For one, we think that inter-State applications should not be excluded between member States of the European Union (EU) once the EU itself accedes to the ECHR. This is because, as the situation in some EU member States suggests, EU membership does not provide a full safety net protecting against systemic violations of the ECHR.
The Court also needs to develop convincing strategies on how to deal with legal issues arising from the applicability of other parallel legal regimes in a given situation that is subject to inter-State proceedings. This applies in particular to the question on how to reconcile the ECHR with international humanitarian law. Further, it will have to address more often the question of how to cope with parallel proceedings in other international fora.
At the level of just satisfaction under Article 41 ECHR, the Court needs to reconcile the idea of collective enforcement of human rights on the one hand, and the quest for individual justice on the other. How to serve both will continue to be subject of different opinions. It might therefore be worthwhile to distinguish the Court’s mandate to establish general violations in inter-State case from providing remedies in individual cases. In the situation of an overlap of such proceedings, the inter-State application may serve as a sort of pilot judgment establishing the framework for pending related individual cases, also with regard to just satisfaction. Alternatively, one could also consider whether the Court, in its judgment on an inter-State-application, could not at the same time decide on the compensation to be granted to all victims of the underlying systemic violations of the Convention that it considers to have occurred, regardless of whether the individuals concerned have simultaneously filed individual applications or not.

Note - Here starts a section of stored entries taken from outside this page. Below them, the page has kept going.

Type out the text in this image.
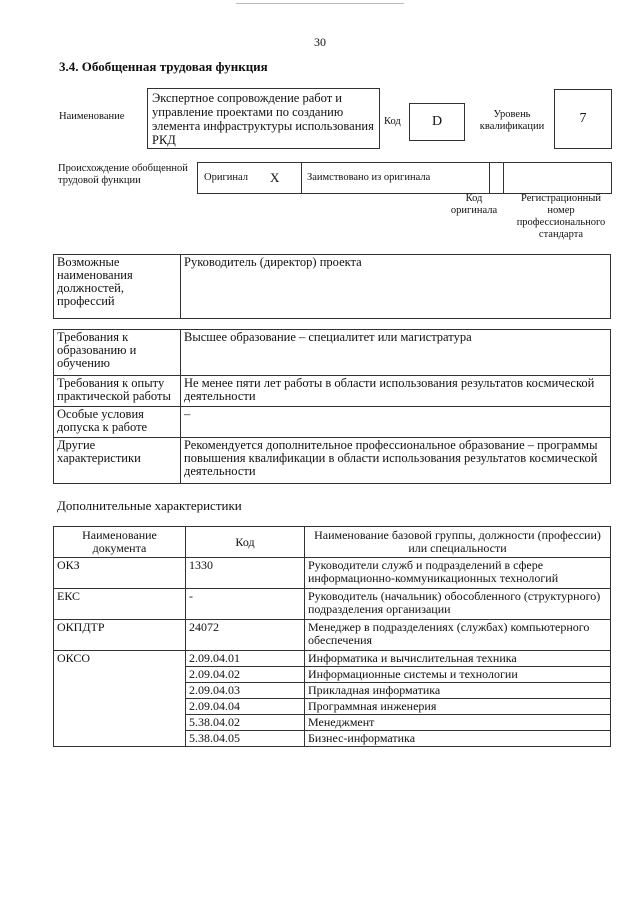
30
3.4. Обобщенная трудовая функция
Наименование
Экспертное сопровождение работ и управление проектами по созданию элемента инфраструктуры использования РКД
Код	D	Уровень квалификации
7
Происхождение обобщенной трудовой функции	Оригинал	X	Заимствовано из оригинала
Код оригинала
Регистрационный номер профессионального стандарта
Возможные наименования должностей, профессий	Руководитель (директор) проекта
Требования к образованию и обучению	Высшее образование – специалитет или магистратура
Требования к опыту практической работы	Не менее пяти лет работы в области использования результатов космической деятельности
Особые условия допуска к работе	–
Другие характеристики	Рекомендуется дополнительное профессиональное образование – программы повышения квалификации в области использования результатов космической деятельности
Дополнительные характеристики
Наименование документа	Код	Наименование базовой группы, должности (профессии) или специальности
ОКЗ	1330	Руководители служб и подразделений в сфере информационно-коммуникационных технологий
ЕКС	-	Руководитель (начальник) обособленного (структурного) подразделения организации
ОКПДТР	24072	Менеджер в подразделениях (службах) компьютерного обеспечения
ОКСО	2.09.04.01	Информатика и вычислительная техника
	2.09.04.02	Информационные системы и технологии
	2.09.04.03	Прикладная информатика
	2.09.04.04	Программная инженерия
	5.38.04.02	Менеджмент
	5.38.04.05	Бизнес-информатика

As was elaborated by Helen Keller and Réka Piskóty, as well as Nicola Wenzel and Laurence Burgorgue-Larsen, there might also be the potential of enlarging the remedial toolbox of the Court in the context of friendly settlements.
Finally, in recent times, one may discern the practice of “counter-inter-State applications”. It will thus be necessary to consider how the Court ought to deal with this new phenomenon, both procedurally and substantively, and whether it would not be advisable to provide for the possibility of bringing ECHR-based counterclaims, a possibility which is so far not foreseen neither in the Convention as such, nor in the Rules of Court.
Overall, one cannot but conclude by paraphrasing and adapting the famous dilemma spelled out by Ernst-Wolfgang Böckenförde that the European Court of Human Rights operates by prerequisites which it cannot guarantee itself. In the absence of, or, in an evolving process of erosion of, a rule-based framework respected and internalized by all, or at least the overwhelming majority of the member States of the Council of Europe, expectations towards the Court, which depends on the support by the member States of the Council of Europe, should thus be managed carefully.
Or to put it differently, borrowing from Bruno Simma’s figurative expression: the very same foxes that guard the chickens are also called upon to keep an eye on the other foxes. This is what the inter-State application under the ECHR is all about, and this is also a central aim of the parent organization, the Council of Europe, as evidenced in Article 3 of its Statute. Indeed, it is first and foremost the responsibility of the member States of the Council of Europe, as the ‘foxes’ called upon to keep an eye on their ‘fellow foxes’, to collectively guarantee the rights contained in the Convention.
At this point, we wish to thank Justine Batura, Raffaela Kunz and the whole Völkerrechtsblog-team, who supported this Symposium with enthusiasm, advice nurtured by experience, and good ideas on all levels.